Employer Notice Obligations
The final regulations consolidate all employer notice requirements into a “one-stop” section of the regulations and reconcile some conflicting provisions and time periods under the current regulations. Further, the final regulations clarify and strengthen the employer-notice requirements in order to better inform employees and allow for a better exchange of information between employers and employees. Employers will be required to provide employees with a general notice about the FMLA (through a poster and either an employee handbook or upon hire), an eligibility notice, a rights and responsibilities notice, and a designation notice. In order to ensure employers are able to better inform employees under the new notice provisions, the final regulations extend the time for employers to provide various notices from two business days to five business days.
The final regulations modify the current provision that has been interpreted to allow some employees to provide notice to an employer of the need for FMLA leave up to two full business days after an absence, even if they could have provided notice more quickly. The regulations provide that an employee needing FMLA leave must follow the employer’s usual and customary call-in procedures for reporting an absence, absent unusual circumstances.
Medical Certification Process
The final regulations recognize the advent of the Health Insurance Portability and Accountability Act (HIPAA) and the applicability of the HIPAA privacy rule to communication between employers and employees’ health care providers. The DOL has added a requirement to the final regulations that specifies that the employer’s representative contacting the health care provider must be a health care provider, human resource professional, leave administrator, or management official, but in no case may it be the employee’s direct supervisor.
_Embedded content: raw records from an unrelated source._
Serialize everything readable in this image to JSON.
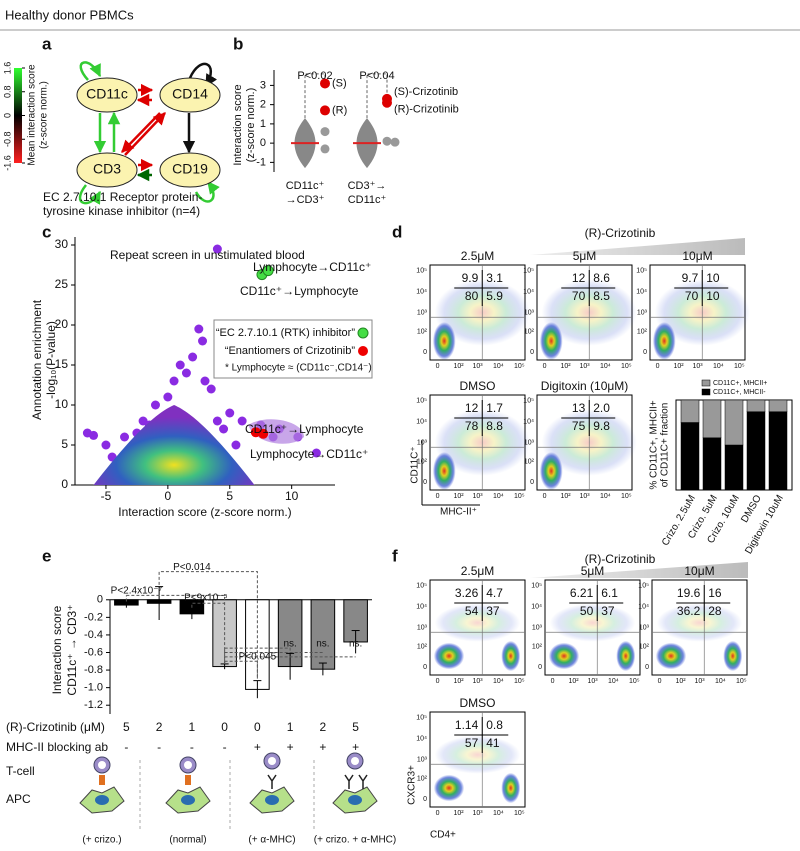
{
  "header": {
    "title": "Healthy donor PBMCs"
  },
  "panel_a": {
    "label": "a",
    "nodes": [
      "CD11c",
      "CD14",
      "CD3",
      "CD19"
    ],
    "colorbar_title": "Mean interaction score",
    "colorbar_subtitle": "(z-score norm.)",
    "colorbar_ticks": [
      -1.6,
      -0.8,
      0,
      0.8,
      1.6
    ],
    "caption": [
      "EC 2.7.10.1 Receptor protein-",
      "tyrosine kinase inhibitor (n=4)"
    ]
  },
  "panel_b": {
    "label": "b",
    "y_label": [
      "Interaction score",
      "(z-score norm.)"
    ],
    "ylim": [
      -1.5,
      3.8
    ],
    "yticks": [
      -1,
      0,
      1,
      2,
      3
    ],
    "groups": [
      {
        "label": [
          "CD11c⁺",
          "→CD3⁺"
        ],
        "p_value": "P<0.02",
        "red_points": [
          3.1,
          1.7
        ],
        "red_labels": [
          "(S)",
          "(R)"
        ],
        "grey_points": [
          0.6,
          -0.3
        ]
      },
      {
        "label": [
          "CD3⁺→",
          "CD11c⁺"
        ],
        "p_value": "P<0.04",
        "red_points": [
          2.3,
          2.1
        ],
        "red_labels": [
          "(S)-Crizotinib",
          "(R)-Crizotinib"
        ],
        "grey_points": [
          0.1,
          0.05
        ]
      }
    ]
  },
  "panel_c": {
    "label": "c",
    "title": "Repeat screen in unstimulated blood",
    "x_label": "Interaction score (z-score norm.)",
    "y_label": [
      "Annotation enrichment",
      "-log₁₀(P-value)"
    ],
    "xlim": [
      -7.5,
      13.5
    ],
    "ylim": [
      0,
      31
    ],
    "xticks": [
      -5,
      0,
      5,
      10
    ],
    "yticks": [
      0,
      5,
      10,
      15,
      20,
      25,
      30
    ],
    "points": {
      "x": [
        -6.5,
        -6,
        -5,
        -4.5,
        -3.5,
        -3,
        -2.5,
        -2,
        -1.5,
        -1,
        0,
        0.5,
        1,
        1.5,
        2,
        2.5,
        2.8,
        3,
        3.5,
        4,
        4,
        4.5,
        5,
        5.5,
        6,
        7.5,
        8.5,
        9,
        10.5,
        12
      ],
      "y": [
        6.5,
        6.2,
        5,
        3.5,
        6,
        4,
        6.5,
        8,
        7.5,
        10,
        11,
        13,
        15,
        14,
        16,
        19.5,
        18,
        13,
        12,
        29.5,
        8,
        7,
        9,
        5,
        8,
        7.5,
        6,
        7,
        6,
        4
      ]
    },
    "green_points": {
      "x": [
        7.6,
        8.1
      ],
      "y": [
        26.3,
        26.8
      ]
    },
    "red_points": {
      "x": [
        7.1,
        7.7
      ],
      "y": [
        6.6,
        6.4
      ]
    },
    "annotations": [
      "Lymphocyte→CD11c⁺",
      "CD11c⁺→Lymphocyte",
      "CD11c⁺→Lymphocyte",
      "Lymphocyte→CD11c⁺"
    ],
    "legend": [
      "“EC 2.7.10.1 (RTK) inhibitor”",
      "“Enantiomers of Crizotinib”"
    ],
    "footnote": "* Lymphocyte ≈ (CD11c⁻,CD14⁻)"
  },
  "panel_d": {
    "label": "d",
    "title": "(R)-Crizotinib",
    "plots": [
      {
        "label": "2.5μM",
        "quadrants": [
          "9.9",
          "3.1",
          "80",
          "5.9"
        ]
      },
      {
        "label": "5μM",
        "quadrants": [
          "12",
          "8.6",
          "70",
          "8.5"
        ]
      },
      {
        "label": "10μM",
        "quadrants": [
          "9.7",
          "10",
          "70",
          "10"
        ]
      },
      {
        "label": "DMSO",
        "quadrants": [
          "12",
          "1.7",
          "78",
          "8.8"
        ]
      },
      {
        "label": "Digitoxin (10μM)",
        "quadrants": [
          "13",
          "2.0",
          "75",
          "9.8"
        ]
      }
    ],
    "x_axis": "MHC-II⁺",
    "y_axis": "CD11C⁺",
    "axis_ticks": [
      "0",
      "10²",
      "10³",
      "10⁴",
      "10⁵"
    ],
    "bar_chart": {
      "type": "bar",
      "categories": [
        "Crizo. 2.5uM",
        "Crizo. 5uM",
        "Crizo. 10uM",
        "DMSO",
        "Digitoxin 10uM"
      ],
      "series": [
        {
          "name": "CD11C+, MHCII-",
          "color": "#000000",
          "values": [
            75,
            58,
            50,
            87,
            87
          ]
        },
        {
          "name": "CD11C+, MHCII+",
          "color": "#999999",
          "values": [
            25,
            42,
            50,
            13,
            13
          ]
        }
      ],
      "ylim": [
        0,
        100
      ],
      "y_label": [
        "% CD11C+, MHCII+",
        "of CD11C+ fraction"
      ]
    }
  },
  "panel_e": {
    "label": "e",
    "type": "bar",
    "y_label": [
      "Interaction score",
      "CD11c⁺ → CD3⁺"
    ],
    "ylim": [
      -1.3,
      0.1
    ],
    "yticks": [
      0,
      -0.2,
      -0.4,
      -0.6,
      -0.8,
      {
        "value": -1,
        "label": "-1.0"
      },
      -1.2
    ],
    "values": [
      -0.06,
      -0.04,
      -0.16,
      -0.76,
      -1.02,
      -0.76,
      -0.79,
      -0.48
    ],
    "errors": [
      0.03,
      0.19,
      0.06,
      0.03,
      0.1,
      0.15,
      0.07,
      0.13
    ],
    "colors": [
      "#000000",
      "#000000",
      "#000000",
      "#c8c8c8",
      "#ffffff",
      "#888888",
      "#888888",
      "#888888"
    ],
    "row_labels": [
      "(R)-Crizotinib (μM)",
      "MHC-II blocking ab"
    ],
    "crizotinib": [
      "5",
      "2",
      "1",
      "0",
      "0",
      "1",
      "2",
      "5"
    ],
    "blocking": [
      "-",
      "-",
      "-",
      "-",
      "+",
      "+",
      "+",
      "+"
    ],
    "p_values": [
      "P<2.4x10⁻⁷",
      "P<0.014",
      "P<9x10⁻⁵",
      "P<0.045",
      "ns.",
      "ns.",
      "ns."
    ],
    "cartoon": {
      "cell_labels": [
        "T-cell",
        "APC"
      ],
      "captions": [
        "(+ crizo.)",
        "(normal)",
        "(+ α-MHC)",
        "(+ crizo. + α-MHC)"
      ]
    }
  },
  "panel_f": {
    "label": "f",
    "title": "(R)-Crizotinib",
    "plots": [
      {
        "label": "2.5μM",
        "quadrants": [
          "3.26",
          "4.7",
          "54",
          "37"
        ]
      },
      {
        "label": "5μM",
        "quadrants": [
          "6.21",
          "6.1",
          "50",
          "37"
        ]
      },
      {
        "label": "10μM",
        "quadrants": [
          "19.6",
          "16",
          "36.2",
          "28"
        ]
      },
      {
        "label": "DMSO",
        "quadrants": [
          "1.14",
          "0.8",
          "57",
          "41"
        ]
      }
    ],
    "x_axis": "CD4+",
    "y_axis": "CXCR3+",
    "axis_ticks": [
      "0",
      "10²",
      "10³",
      "10⁴",
      "10⁵"
    ]
  }
}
Employers may not ask health care providers for additional information beyond that required by the certification form. The final regulations update the DOL’s optional Form WH-380 to create separate forms for the employee and covered family members and by allowing—but not requiring—health care providers to provide a diagnosis of the patient’s health condition as part of the certification. In addition, the final regulations specify that if an employer deems a medical certification to be incomplete or insufficient, the employer must specify in writing what information is lacking and give the employee seven calendar days to cure the deficiency.
Medical Certification Process (Timing)
The final regulations codify a 2005 DOL wage and hour opinion letter that stated employers may request a new medical certification each leave year for medical conditions that last longer than one year. The final regulations also clarify the applicable time period for recertification. In all cases, the final regulations allow an employer to request recertification of an ongoing condition every six months in conjunction with an absence.
The final regulations make two changes to the fitness-for-duty certification process. First, an employer may require that the certification specifically address the employee’s ability to perform the essential functions of the employee’s job. Second, where reasonable job safety concerns exist, an employer may require a fitness-for-duty certification before an employee may return to work when the employee takes intermittent leave.
A revised FMLA poster reflecting the recently published final rule is now available for viewing and downloading. Every employer covered by the FMLA is required to post and keep posted on its premises in conspicuous locations a notice explaining the act’s provisions. The poster and forms become effective January 16, 2009.
Employers should review and revise their FMLA policies to conform with the revisions to the FMLA based on these final regulations and should be prepared to implement an updated policy by January 16, 2009.